Ainda Fluindo

Escrevo, escrevi sem detalhes, a memória exclui os pormenores, apenas um fundo, um cenário e as peças como personagens ou as personagens como peças. Por vezes, peças e personagens em direcção a esse fundo, nesse fundo sem profundidade,

assim, os contornos da memória, somos pássaros ao fundo do mar, saio com o destino de voar em chamas. Li um anúncio para guardar os sonhos, li um folheto para vender a memória,

então: o mar, as palavras, o ar, a memória, a luz, a aurora, a manhã, o vento, a escrita, o movimento, os símbolos, a existência, as árvores, o real, a relva, as emoções, a morte, as personagens, o delírio, a realidade, as peças, a memória, as circunstâncias, a ontologia, o corpo, as velas, as palavras, a vida, o mar, os dedos, a aurora, a luz, o vento, os verbos, o céu, o branco, o azul, a areia, as horas, a boca, o rumor, o mar, a manhã, as sensações, os instantes, o delírio, o branco, as velas, a paisagem, o movimento, os fluidos, os acontecimentos, a experiência e ainda, ainda,

qual a relação entre o sonho e a memória? Entro por um corredor verde: na alameda de folhas memoráveis: o silêncio nasce num declive na noite, a água dos lagos substitui as estrelas. Vem de braços adjacentes receber o ar a luz da manhã ao vento,

o movimento dos símbolos, lembro a existência das árvores ou o real, dizes os lábios da relva, sorvo as emoções na morte. Teremos as personagens de Max Ernst ou o delírio de Breton, o delírio filtrado pela realidade em peças e a harmonia quando se esvair ao fundo da memória. Faltam as circunstâncias,

não posso esquecer a ontologia quando bebemos o corpo num tumulto de velas e palavras, a vida inexorável pelo fim da tarde enquanto jantávamos o mar, ao mar lambendo os dedos da aurora premente.
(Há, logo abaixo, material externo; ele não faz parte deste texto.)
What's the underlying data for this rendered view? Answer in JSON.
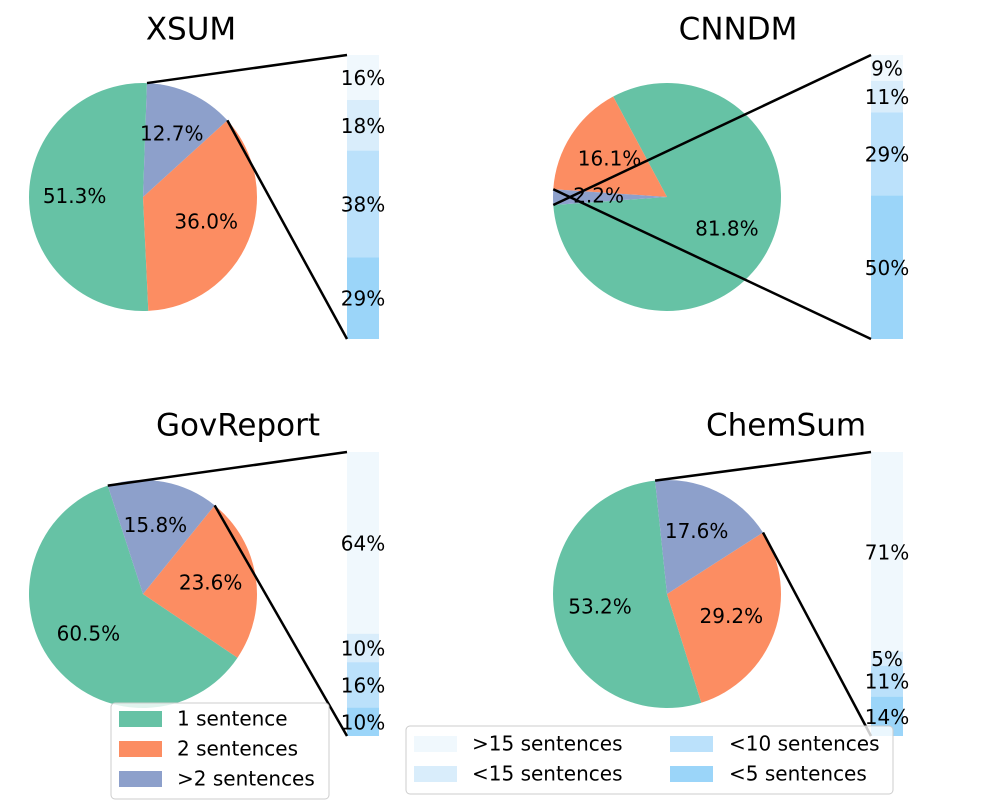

O inconsciente, luz luminosa, repito: o vento e os seus arredores, como os verbos, o céu para ser feliz, repito o

azul, se quiseres o verde da areia, o inconsciente distribuído em pacotes por todos os quiosques do céu, como um vestido branco caído na areia num Verão qualquer. Deixa-me falar das horas, perguntar as horas a quem não passa, furar as horas para ouvir o estalido da solidão, perguntar as horas às árvores, o rosto

branco da beleza, não da morte, o rosto branco da existência. Os corpos brancos na manhã, um rumor, o rumor do entardecer, lembra-te, fomos ver as aves numa excursão com os deuses das sensações, os instantes para amar a boca das palavras, os dedos das palavras,

pergunto onde fica o infinito, pergunto onde fica o infinito na tua pele, quero comprar em qualquer curva da estrada, a qualquer preço, postais ilustrados destes lugares sem regresso, comprar retratos de alguém: como árvores, mar, folhas, letras, lábios, fluidos, bermas, vidros, asfalto: e ainda e ainda e ainda.